Mark Hynes - thoughts on corporate disclosure

Opinions on changing rules, changing best practices, and their effect on investor relations officers.

Thursday, September 03, 2009

ESG factors growing as investment criteria

The last 10 years have seen a change in companies’ understanding of how environmental social and governance (ESG) factors affect their business operations. And many companies have placed these factors high on their priority lists.

For their part, large investors have increasingly developed public responsible investment strategies and are now more open about how they are implementing them, in many cases through signing up to the UN Principles of Responsible Investment, a framework that enables investors to consider environmental social and governance issues when making investment decisions. It has been very successful, with 573 signatories to the PRI representing some $18,000bn in assets.

This week, UNPRI announced that it was getting tough. Five investors who failed to report on their activities have been delisted for having failed to respond to its annual survey on their implementation of the principles, apparently treating the principles as brand-enhancements, rather than commitments.

It is easy to be cynical about these changes. The UNPRI themselves are full of caveats and protections against having to make different investment decisions. “Where consistent with our fiduciary responsibilities” goes the preamble. And it is also easy to claim – as one fund manager this week did - that “there is absolutely zero evidence that investors will see better performance using an SRI strategy”.

Nonetheless there have been a number of counter balancing events, also this week. Norway's $400bn sovereign wealth fund, the world's second largest, has overhauled its investment strategy to increase its exposure to environmentally responsible companies in an effort to combat climate change.

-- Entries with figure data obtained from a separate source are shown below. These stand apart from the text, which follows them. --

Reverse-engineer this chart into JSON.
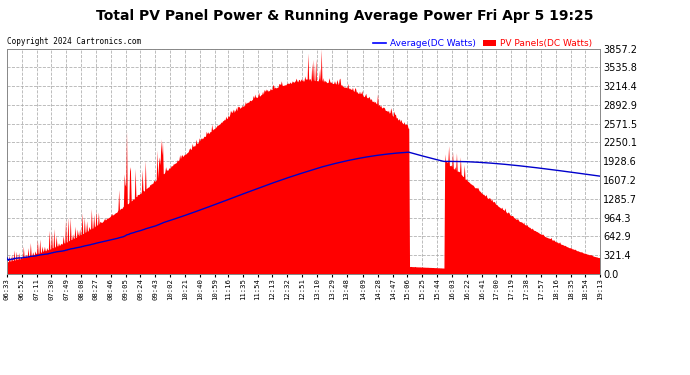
{
  "title": "Total PV Panel Power & Running Average Power Fri Apr 5 19:25",
  "copyright": "Copyright 2024 Cartronics.com",
  "legend_avg": "Average(DC Watts)",
  "legend_pv": "PV Panels(DC Watts)",
  "y_max": 3857.2,
  "y_ticks": [
    0.0,
    321.4,
    642.9,
    964.3,
    1285.7,
    1607.2,
    1928.6,
    2250.1,
    2571.5,
    2892.9,
    3214.4,
    3535.8,
    3857.2
  ],
  "plot_bg_color": "#ffffff",
  "grid_color": "#aaaaaa",
  "pv_color": "#ff0000",
  "avg_color": "#0000cc",
  "fig_bg_color": "#ffffff",
  "title_color": "#000000",
  "avg_legend_color": "#0000ff",
  "pv_legend_color": "#ff0000",
  "x_labels": [
    "06:33",
    "06:52",
    "07:11",
    "07:30",
    "07:49",
    "08:08",
    "08:27",
    "08:46",
    "09:05",
    "09:24",
    "09:43",
    "10:02",
    "10:21",
    "10:40",
    "10:59",
    "11:16",
    "11:35",
    "11:54",
    "12:13",
    "12:32",
    "12:51",
    "13:10",
    "13:29",
    "13:48",
    "14:09",
    "14:28",
    "14:47",
    "15:06",
    "15:25",
    "15:44",
    "16:03",
    "16:22",
    "16:41",
    "17:00",
    "17:19",
    "17:38",
    "17:57",
    "18:16",
    "18:35",
    "18:54",
    "19:13"
  ]
}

And there are a growing number of Asian pension funds that have already adopted ESG guidelines. Pension funds in Asia are set to post unprecedented growth in coming years as they seek to meet the retirement income needs of rapidly growing and ageing populations. It is estimated that the number of people in the region aged 65 years and over will more than double between 1995 and 2050. For many larger companies, Asia is already on the road show schedule.
So as IR teams consider their outreach and communications to investors, telling not only the equity story – but the ESG story as well - becomes essential.